Largement présents dans l’alimentation et l’environnement, les pesticides ont des conséquences délétères sur la santé humaine. Une expertise collective de l’Inserm publiée en juin 2021 a compilé plus de 5.300 études internationales. "L’objectif était d’établir un consensus scientifique sur la plausibilité d’un lien entre l’exposition aux pesticides et la survenue d’événements de santé sur la base des connaissances existantes", explique Luc Multigner, directeur de recherche Inserm à l’IRSET1. "En 2013, une première expertise collective avait été réalisée. Il s’agissait d’actualiser les conclusions de l’époque." Les travaux ont porté sur une vingtaine de pathologies et ont ciblé les enfants et les femmes enceintes (cohortes Esteban et Elfe), les riverains des zones agricoles, ainsi que les agriculteurs (cohorte Agrican).
Des présomptions fortes
"Les études les plus informatives sont généralement celles qui portent sur les populations professionnellement exposées, parce qu’elles sont en contact avec des niveaux élevés de pesticides et parce qu’il est souvent possible de retracer les produits employés, la fréquence et l’intensité d’usage", indique Luc Multinger. L’expertise a ainsi livré plusieurs conclusions pour les professionnels en contact avec ces produits, à savoir "une présomption forte d’un lien avec six pathologies : lymphome non hodgkinien, myélome multiple, cancer de la prostate, maladie de Parkinson, troubles cognitifs, BPCO et bronchite chronique ; et une présomption moyenne pour la maladie d’Alzheimer, les troubles anxio-dépressifs, l’asthme, les pathologies thyroïdiennes et certains cancers (leucémies, système nerveux central, vessie, rein, sarcomes des tissus mous)". Chez les enfants, qui peuvent avoir été exposés in utero, il est établi une présomption forte de lien avec les leucémies, les tumeurs du système nerveux central (SNC) et des troubles du développement neuropsychologique et moteur.

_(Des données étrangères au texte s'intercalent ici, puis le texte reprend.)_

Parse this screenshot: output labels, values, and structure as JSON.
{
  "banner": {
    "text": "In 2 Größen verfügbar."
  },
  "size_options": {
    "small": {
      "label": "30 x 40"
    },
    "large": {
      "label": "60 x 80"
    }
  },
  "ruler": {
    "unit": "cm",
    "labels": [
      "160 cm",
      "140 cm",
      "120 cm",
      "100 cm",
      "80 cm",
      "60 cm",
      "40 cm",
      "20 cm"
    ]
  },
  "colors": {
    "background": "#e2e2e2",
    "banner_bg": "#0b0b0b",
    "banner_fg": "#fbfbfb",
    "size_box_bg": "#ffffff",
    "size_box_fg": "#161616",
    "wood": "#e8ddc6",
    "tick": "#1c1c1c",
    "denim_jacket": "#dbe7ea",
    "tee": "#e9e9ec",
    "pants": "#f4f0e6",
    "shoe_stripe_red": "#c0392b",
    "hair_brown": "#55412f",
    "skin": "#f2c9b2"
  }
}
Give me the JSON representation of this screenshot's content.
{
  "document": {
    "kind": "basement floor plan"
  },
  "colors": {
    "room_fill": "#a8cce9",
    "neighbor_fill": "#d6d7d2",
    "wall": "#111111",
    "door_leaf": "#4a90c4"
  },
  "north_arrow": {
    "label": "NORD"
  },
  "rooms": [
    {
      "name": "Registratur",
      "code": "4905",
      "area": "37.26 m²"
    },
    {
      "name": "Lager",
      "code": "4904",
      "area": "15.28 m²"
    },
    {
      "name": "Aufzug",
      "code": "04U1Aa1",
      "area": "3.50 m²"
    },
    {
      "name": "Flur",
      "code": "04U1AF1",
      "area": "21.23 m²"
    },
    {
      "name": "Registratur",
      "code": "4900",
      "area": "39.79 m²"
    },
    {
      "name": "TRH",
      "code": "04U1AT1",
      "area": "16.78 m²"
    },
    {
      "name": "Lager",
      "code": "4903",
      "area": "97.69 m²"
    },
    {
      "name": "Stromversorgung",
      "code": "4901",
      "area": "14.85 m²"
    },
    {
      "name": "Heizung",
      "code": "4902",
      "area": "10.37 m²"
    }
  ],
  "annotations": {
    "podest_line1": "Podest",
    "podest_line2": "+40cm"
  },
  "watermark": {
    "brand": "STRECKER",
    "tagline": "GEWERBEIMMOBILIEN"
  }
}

Contaminations multiples et durables
Un des modes de contamination est la chaîne alimentaire. "Les études de l’Agence nationale de sécurité sanitaire de l'alimentation, de l'environnement et du travail (Anses) portant sur près de 7 000 échantillons ont trouvé que près de la moitié des aliments pouvaient contenir des résidus de pesticides, surtout les céréales, les fruits et légumes", rapporte Francelyne Marano, professeur émérite de biologie cellulaire et toxicologie à l’Université de Paris, présidente de la commission "Risques liés à l’environnement" du HCSP2 et présidente d’honneur de la SFSE3. "10 % de la population a une eau du robinet pouvant présenter des résidus. Sauf cas exceptionnels, les résidus sont toujours inférieurs aux doses limites mais il y a un effet cocktail." L’air intérieur peut être chargé d’insecticides et fongicides à usage domestique. Les contaminations par l’environnement viennent des épandages dans les zones agricoles. L’impact peut être durable, avec une imprégnation par des pesticides interdits depuis plusieurs années.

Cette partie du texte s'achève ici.